From: Guy Harris <guy () alum mit edu>
Date: Sun, 16 Feb 2014 18:08:08 -0800


On Feb 14, 2014, at 7:41 PM, Chris Kilgour <techie () whiterocker com> wrote:

It seems some folks choose little-endian for multi-byte fields and others choose network/big-endian.  It there a 
preference here?  Is it acceptable to define these fields as having the same endianness as the pcap file header (or 
pcap-ng section header)?

Choosing a standard byte order means that libpcap and Wireshark's Wiretap library don't have to, when reading a capture 
file, byte-swap fields in the pseudo-header if it's being read on a host with a byte order different from the host that 
wrote the file being read.

Using "byte order of the host that wrote the file" means that the code writing the file doesn't have to put the header 
in a standard byte order.

We have examples of all three types of data in pseudo-headers, so there's no obvious precedent for any of {big-endian, 
little-endian, host-that-wrote-the-file-endian}.

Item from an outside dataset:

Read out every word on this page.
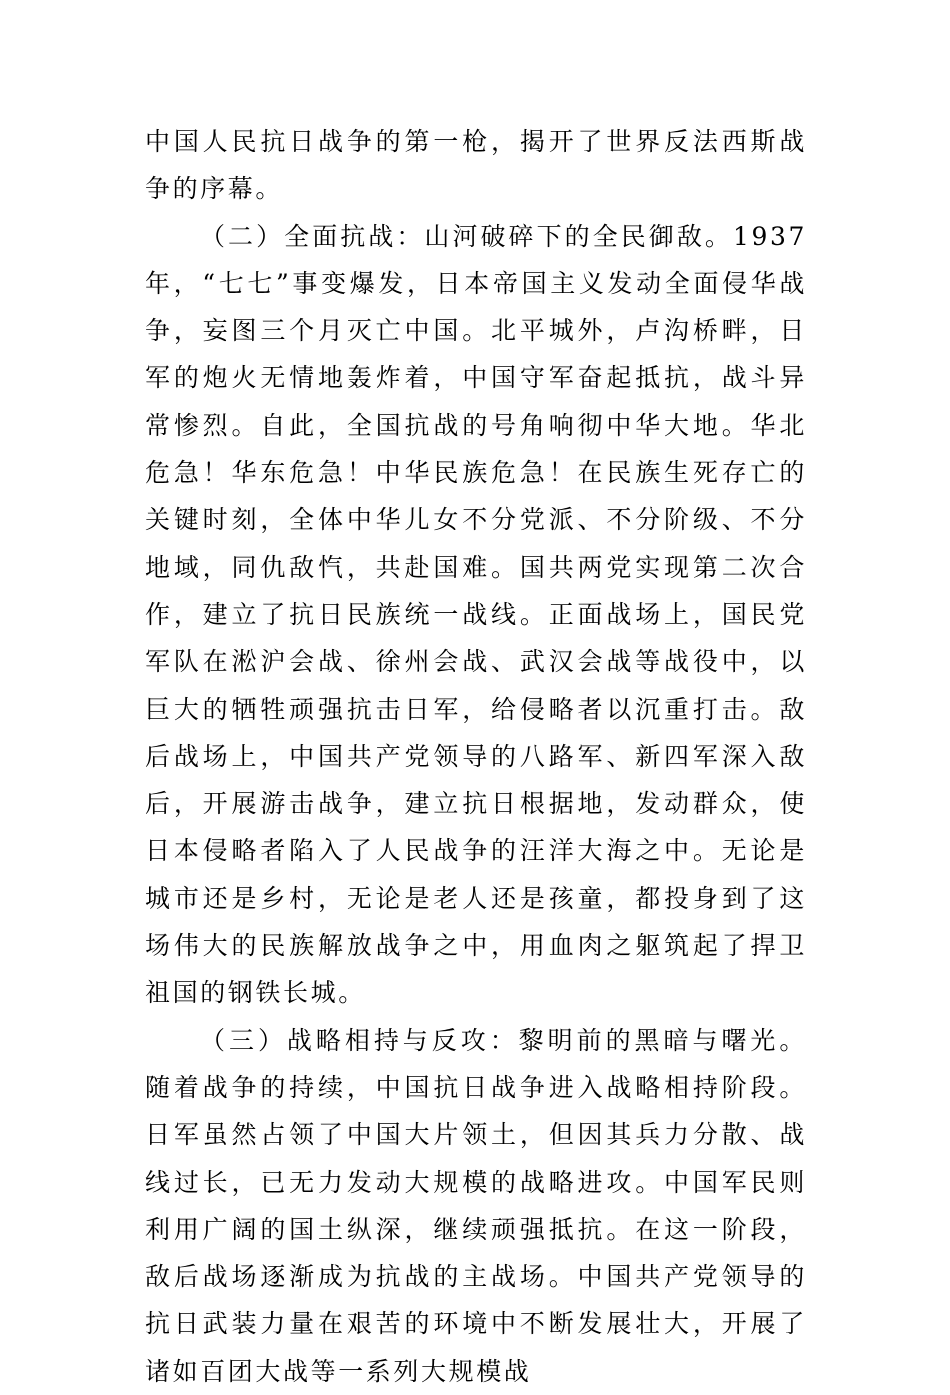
中国人民抗日战争的第一枪，揭开了世界反法西斯战争的序幕。

（二）全面抗战：山河破碎下的全民御敌。1937年，“七七”事变爆发，日本帝国主义发动全面侵华战争，妄图三个月灭亡中国。北平城外，卢沟桥畔，日军的炮火无情地轰炸着，中国守军奋起抵抗，战斗异常惨烈。自此，全国抗战的号角响彻中华大地。华北危急！华东危急！中华民族危急！在民族生死存亡的关键时刻，全体中华儿女不分党派、不分阶级、不分地域，同仇敌忾，共赴国难。国共两党实现第二次合作，建立了抗日民族统一战线。正面战场上，国民党军队在淞沪会战、徐州会战、武汉会战等战役中，以巨大的牺牲顽强抗击日军，给侵略者以沉重打击。敌后战场上，中国共产党领导的八路军、新四军深入敌后，开展游击战争，建立抗日根据地，发动群众，使日本侵略者陷入了人民战争的汪洋大海之中。无论是城市还是乡村，无论是老人还是孩童，都投身到了这场伟大的民族解放战争之中，用血肉之躯筑起了捍卫祖国的钢铁长城。

（三）战略相持与反攻：黎明前的黑暗与曙光。随着战争的持续，中国抗日战争进入战略相持阶段。日军虽然占领了中国大片领土，但因其兵力分散、战线过长，已无力发动大规模的战略进攻。中国军民则利用广阔的国土纵深，继续顽强抵抗。在这一阶段，敌后战场逐渐成为抗战的主战场。中国共产党领导的抗日武装力量在艰苦的环境中不断发展壮大，开展了诸如百团大战等一系列大规模战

If the pseudo-header is extensible and the code to byte-swap the files in libpcap wouldn't be able to handle arbitrary 
extensions, a standard byte order should be used.  In other cases (for example, a fixed-format pseudo-header, or a 
pseudo-header with TLVs where the T and L are host-endian but the V is in a standard byte order, like 
LINKTYPE_BLUETOOTH_LINUX_MONITOR), host-that-wrote-the-file-endian is acceptable.